Choosing \(c_s\) and \(p\)
There are at least \(n - s\) cards greater than or equal to \(c_s\): \(\{c_i \mid s \le i < n\}\).
There are at least \(s\) cards smaller than \(c_s\): \(\{c_i \mid 0 \le i < s\}\).
\[\begin{align} s \le & c_s \le N - (n - s) \\ s \le & c_s \le n! - 1 + s \\ 0 \le & c_s - s \le n! - 1 \\ \left\lfloor \frac{0}{n} \right\rfloor \le & \left\lfloor \frac{c_s - s}{n} \right\rfloor \le \left\lfloor \frac{n! - 1}{n} \right\rfloor \\ 0 \le & \left\lfloor \frac{c_s - s}{n} \right\rfloor < (n - 1)! \label{card_trick:bound} \end{align}\]We can now see from the definition of \(p\) that \(0 \le p < (n - 1)!\) and therefore \(p\) can be encoded as a permutation of \(n - 1\) cards. In addition, \(s\) is a number taken modulo \(n\) thus \(0 \le s < n\) and therefore it is always possible to select a card \(c_s\).
Determining \(c_s\)
Define \(q\) and \(r\) as follows:
\[c_s - s = q n + r \text{ s.t. } 0 \le r < n \label{card_trick:chi1def}\]Using the definition of \(s\) and \(s^\prime\):
\[\begin{align} c_s + s^\prime \equiv & s \pmod n \notag \\ c_s - s \equiv & -s^\prime \pmod n \notag \\ q n + r \equiv & -s^\prime \pmod n \notag \\ r \equiv & -s^\prime \pmod n \notag \\ r = & -s^\prime \mod n \text{ because } 0 \le r < n \end{align}\]Rearranging to solve for \(q\) we find that:
\[q = \frac{c_s - s - r}{n} = \left\lfloor \frac{c_s - s}{n} \right\rfloor = p\]Substituting our calculated values for \(q\), \(r\) and using the equation for \(\chi\):
\[\begin{align} c_s - s = & p n + (-s^\prime \mod n) = \chi \notag \\ c_s = & \chi + s \end{align}\]Given this it is sufficient to show that \(k = s\) is a unique solution to the equation for \(c_s\) used by the magician.
Let \(k = s + \Delta\):
\[\begin{align} & c_{s+\Delta-1}^\prime < \chi + s + \Delta < c_{s+\Delta}^\prime \\ \implies & c_{s+\Delta-1}^\prime < c_s + \Delta < c_{s+\Delta}^\prime \\ \implies & c_{s-1} < c_s < c_{s+1} & \text{ if } \Delta = 0 \\ c_{s+\Delta} < c_s + \Delta & \text{ if } \Delta > 0 \\ c_s + \Delta < c_{s+\Delta} & \text{ if } \Delta < 0 \\ & \text{ using } \notag \\ & c_i^\prime = c_i & \text{ where } i < s \\ c_{i+1} & \text{ where } i \ge s \\ & c_{i+j} \ge c_i + j \text{ where } 0 \le i+j < n \end{align}\]Only the \(\Delta = 0\) case is true and therefore \(k = s\) is the unique solution.
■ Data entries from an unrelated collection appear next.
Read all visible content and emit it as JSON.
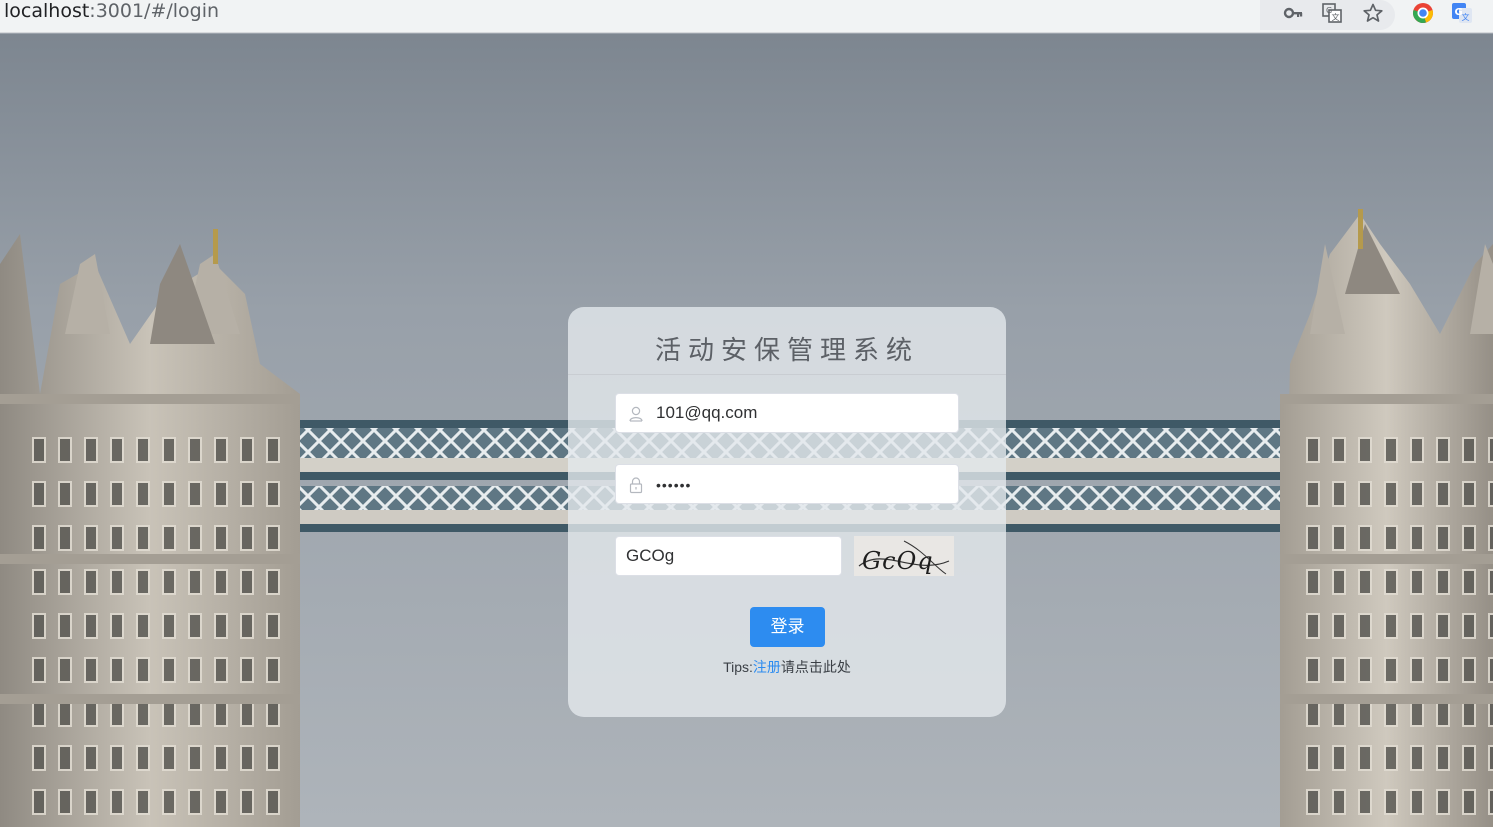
{
  "browser": {
    "url_host": "localhost",
    "url_rest": ":3001/#/login",
    "icons": [
      "key-icon",
      "translate-icon",
      "star-icon",
      "chrome-extension-icon",
      "google-translate-icon"
    ]
  },
  "login": {
    "title": "活动安保管理系统",
    "email_value": "101@qq.com",
    "password_value": "••••••",
    "captcha_value": "GCOg",
    "captcha_image_text": "GcOq",
    "login_button": "登录",
    "tips_prefix": "Tips:",
    "tips_link": "注册",
    "tips_suffix": "请点击此处"
  },
  "colors": {
    "accent": "#2d8cf0",
    "sky": "#9aa1aa"
  }
}
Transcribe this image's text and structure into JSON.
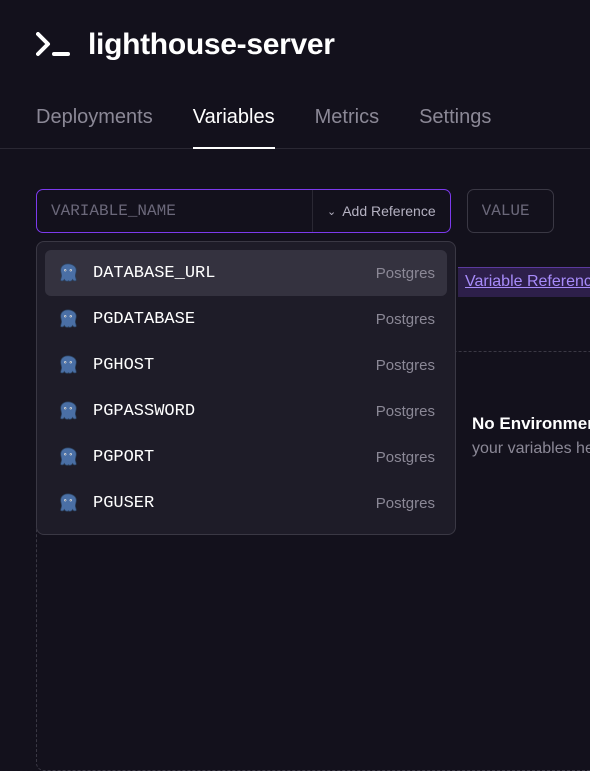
{
  "header": {
    "title": "lighthouse-server"
  },
  "tabs": [
    {
      "label": "Deployments",
      "active": false
    },
    {
      "label": "Variables",
      "active": true
    },
    {
      "label": "Metrics",
      "active": false
    },
    {
      "label": "Settings",
      "active": false
    }
  ],
  "inputs": {
    "variable_name_placeholder": "VARIABLE_NAME",
    "add_reference_label": "Add Reference",
    "value_placeholder": "VALUE or ${{REFERENCE}}"
  },
  "dropdown": {
    "items": [
      {
        "name": "DATABASE_URL",
        "source": "Postgres",
        "active": true
      },
      {
        "name": "PGDATABASE",
        "source": "Postgres",
        "active": false
      },
      {
        "name": "PGHOST",
        "source": "Postgres",
        "active": false
      },
      {
        "name": "PGPASSWORD",
        "source": "Postgres",
        "active": false
      },
      {
        "name": "PGPORT",
        "source": "Postgres",
        "active": false
      },
      {
        "name": "PGUSER",
        "source": "Postgres",
        "active": false
      }
    ]
  },
  "link": {
    "label": "Variable References"
  },
  "empty_state": {
    "title": "No Environment Variables",
    "subtitle": "your variables here"
  }
}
Thus the magician correctly calculates \(c_s\).
Proof of optimality
The maximum number of different messages we can send the magician is limited by \(n!\). We have two choices:
- The card to select of which there are \(n\) options.
- The order of the remaining \(n - 1\) cards of which there are \((n - 1)!\) options (permutations).
This gives a total of \(n (n - 1)! = n!\) options. In addition, the magician will be able to see the \(n - 1\) cards in the pile.
This results in a upper-bound for the card deck of \(N = n! + n - 1\) cards.